The Washington Examiner, which co-published Clark's article, is a subsidiary of Clarity Media Group, known for its extremely conservative bent. So this isn't the kind of article meant to appeal to liberals. Rather, the article sends a message to the business community and conservative groups that the Heritage Foundation is taking a position against even modest regulation.
Until December 14, the Federal Acquisition Regulatory Council is soliciting public comment as it considers making regulatory changes to reflect the new rule and "ensure that major Federal agency procurements minimize the risk of climate change." Clark's article appears timed for this period of public input, though it remains unclear whether the Heritage Foundation's opposition, with its weapons-industry backers, will influence regulators.

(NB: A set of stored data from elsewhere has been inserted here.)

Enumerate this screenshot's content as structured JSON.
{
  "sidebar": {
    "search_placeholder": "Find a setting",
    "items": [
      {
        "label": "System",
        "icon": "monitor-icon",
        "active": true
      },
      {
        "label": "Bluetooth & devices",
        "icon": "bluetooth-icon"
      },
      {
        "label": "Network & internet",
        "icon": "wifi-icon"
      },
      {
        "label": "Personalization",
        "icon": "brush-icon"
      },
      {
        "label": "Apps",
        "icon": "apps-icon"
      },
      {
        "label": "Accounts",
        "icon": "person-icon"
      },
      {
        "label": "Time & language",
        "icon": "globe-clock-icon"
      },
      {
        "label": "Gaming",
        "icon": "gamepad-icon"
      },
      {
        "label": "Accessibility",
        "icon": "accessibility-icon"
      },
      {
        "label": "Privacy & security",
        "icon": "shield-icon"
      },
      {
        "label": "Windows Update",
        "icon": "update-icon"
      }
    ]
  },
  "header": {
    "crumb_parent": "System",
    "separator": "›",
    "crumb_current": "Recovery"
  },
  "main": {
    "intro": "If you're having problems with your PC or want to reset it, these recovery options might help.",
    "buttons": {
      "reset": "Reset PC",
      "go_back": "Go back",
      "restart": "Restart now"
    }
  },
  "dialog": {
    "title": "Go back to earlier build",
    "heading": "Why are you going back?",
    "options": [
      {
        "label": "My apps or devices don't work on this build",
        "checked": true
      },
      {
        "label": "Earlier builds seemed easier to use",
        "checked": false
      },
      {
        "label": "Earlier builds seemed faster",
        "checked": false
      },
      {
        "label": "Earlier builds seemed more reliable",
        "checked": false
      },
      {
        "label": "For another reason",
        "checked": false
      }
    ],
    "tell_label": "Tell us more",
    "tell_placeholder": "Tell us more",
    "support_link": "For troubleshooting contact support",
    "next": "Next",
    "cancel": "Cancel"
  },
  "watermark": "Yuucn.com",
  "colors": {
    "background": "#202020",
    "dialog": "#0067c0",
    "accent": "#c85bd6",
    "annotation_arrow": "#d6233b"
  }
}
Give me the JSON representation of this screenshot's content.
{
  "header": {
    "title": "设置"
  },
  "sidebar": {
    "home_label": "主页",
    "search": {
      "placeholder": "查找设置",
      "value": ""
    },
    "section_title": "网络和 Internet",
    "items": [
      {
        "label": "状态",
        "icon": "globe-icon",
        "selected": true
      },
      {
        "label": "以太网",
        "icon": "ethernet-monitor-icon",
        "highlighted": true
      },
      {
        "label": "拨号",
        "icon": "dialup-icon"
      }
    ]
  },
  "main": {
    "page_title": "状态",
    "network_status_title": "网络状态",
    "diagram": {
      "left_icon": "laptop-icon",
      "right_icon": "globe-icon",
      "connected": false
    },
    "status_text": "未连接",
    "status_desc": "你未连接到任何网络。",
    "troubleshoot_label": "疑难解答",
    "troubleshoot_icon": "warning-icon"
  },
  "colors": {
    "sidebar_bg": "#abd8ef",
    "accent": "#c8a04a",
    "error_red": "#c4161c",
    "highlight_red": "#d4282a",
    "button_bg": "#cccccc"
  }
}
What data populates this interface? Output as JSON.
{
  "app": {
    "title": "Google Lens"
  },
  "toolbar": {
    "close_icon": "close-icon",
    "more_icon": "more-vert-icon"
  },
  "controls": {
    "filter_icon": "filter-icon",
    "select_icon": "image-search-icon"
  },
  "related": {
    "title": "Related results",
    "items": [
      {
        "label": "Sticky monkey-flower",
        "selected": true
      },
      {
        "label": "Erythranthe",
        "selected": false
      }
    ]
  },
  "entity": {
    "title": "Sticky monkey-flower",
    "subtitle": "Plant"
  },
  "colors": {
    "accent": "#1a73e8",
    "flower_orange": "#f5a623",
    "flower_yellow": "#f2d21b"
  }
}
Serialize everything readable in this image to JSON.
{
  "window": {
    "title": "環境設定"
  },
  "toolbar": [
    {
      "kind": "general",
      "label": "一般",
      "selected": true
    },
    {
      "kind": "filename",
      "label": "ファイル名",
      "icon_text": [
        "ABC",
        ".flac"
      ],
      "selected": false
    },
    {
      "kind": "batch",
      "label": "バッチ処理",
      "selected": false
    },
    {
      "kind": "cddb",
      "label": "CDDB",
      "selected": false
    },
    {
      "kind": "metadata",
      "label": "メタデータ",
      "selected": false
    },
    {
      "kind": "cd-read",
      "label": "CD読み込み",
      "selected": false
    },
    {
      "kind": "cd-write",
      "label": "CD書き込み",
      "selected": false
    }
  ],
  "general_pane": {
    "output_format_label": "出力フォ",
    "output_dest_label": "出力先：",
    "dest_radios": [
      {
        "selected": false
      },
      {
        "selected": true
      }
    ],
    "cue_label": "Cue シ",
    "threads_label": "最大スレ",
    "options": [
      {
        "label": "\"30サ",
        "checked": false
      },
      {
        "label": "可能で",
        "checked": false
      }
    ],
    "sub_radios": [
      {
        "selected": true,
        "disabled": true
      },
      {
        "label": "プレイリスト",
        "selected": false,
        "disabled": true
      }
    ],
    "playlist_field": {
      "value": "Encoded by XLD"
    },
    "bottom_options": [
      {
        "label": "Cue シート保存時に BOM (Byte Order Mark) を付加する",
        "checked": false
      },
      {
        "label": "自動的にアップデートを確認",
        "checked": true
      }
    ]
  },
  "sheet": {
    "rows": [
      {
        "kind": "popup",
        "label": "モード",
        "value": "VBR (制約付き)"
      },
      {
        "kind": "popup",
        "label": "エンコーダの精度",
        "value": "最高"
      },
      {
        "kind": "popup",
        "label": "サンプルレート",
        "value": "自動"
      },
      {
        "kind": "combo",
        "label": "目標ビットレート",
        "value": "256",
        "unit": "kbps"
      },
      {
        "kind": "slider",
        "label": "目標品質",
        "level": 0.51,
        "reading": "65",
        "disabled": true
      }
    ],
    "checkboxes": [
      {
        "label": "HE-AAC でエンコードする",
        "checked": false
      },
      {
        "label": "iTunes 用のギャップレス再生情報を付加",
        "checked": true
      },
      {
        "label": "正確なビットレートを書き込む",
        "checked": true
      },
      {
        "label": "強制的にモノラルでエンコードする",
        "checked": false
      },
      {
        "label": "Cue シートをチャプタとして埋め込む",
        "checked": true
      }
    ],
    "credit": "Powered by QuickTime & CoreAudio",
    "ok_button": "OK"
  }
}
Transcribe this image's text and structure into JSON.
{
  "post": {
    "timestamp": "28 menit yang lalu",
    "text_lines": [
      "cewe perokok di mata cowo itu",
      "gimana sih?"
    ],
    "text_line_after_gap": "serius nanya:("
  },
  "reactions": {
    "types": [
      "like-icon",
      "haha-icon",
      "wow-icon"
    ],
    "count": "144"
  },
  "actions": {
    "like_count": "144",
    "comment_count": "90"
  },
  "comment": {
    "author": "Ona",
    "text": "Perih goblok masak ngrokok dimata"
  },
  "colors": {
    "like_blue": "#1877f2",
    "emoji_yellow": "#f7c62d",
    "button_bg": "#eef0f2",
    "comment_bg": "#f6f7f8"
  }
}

As the climate crisis brings increasingly catastrophic storms, droughts, flash floods and heat waves, the stakes of these kinds of shadow advocacy efforts are monumental. The latest United Nations report warns that dramatic action to curb greenhouse gas emissions must be taken immediately -- on a global scale -- to stave off worst-case scenarios, which would likely see mass death events and entire countries swallowed into the sea.
In the words of Koshgarian: "Climate change is the single biggest existential threat we face, and the military itself is a significant source of emissions. So no, we shouldn't stick our heads in the sand about how much the military industrial complex is emitting."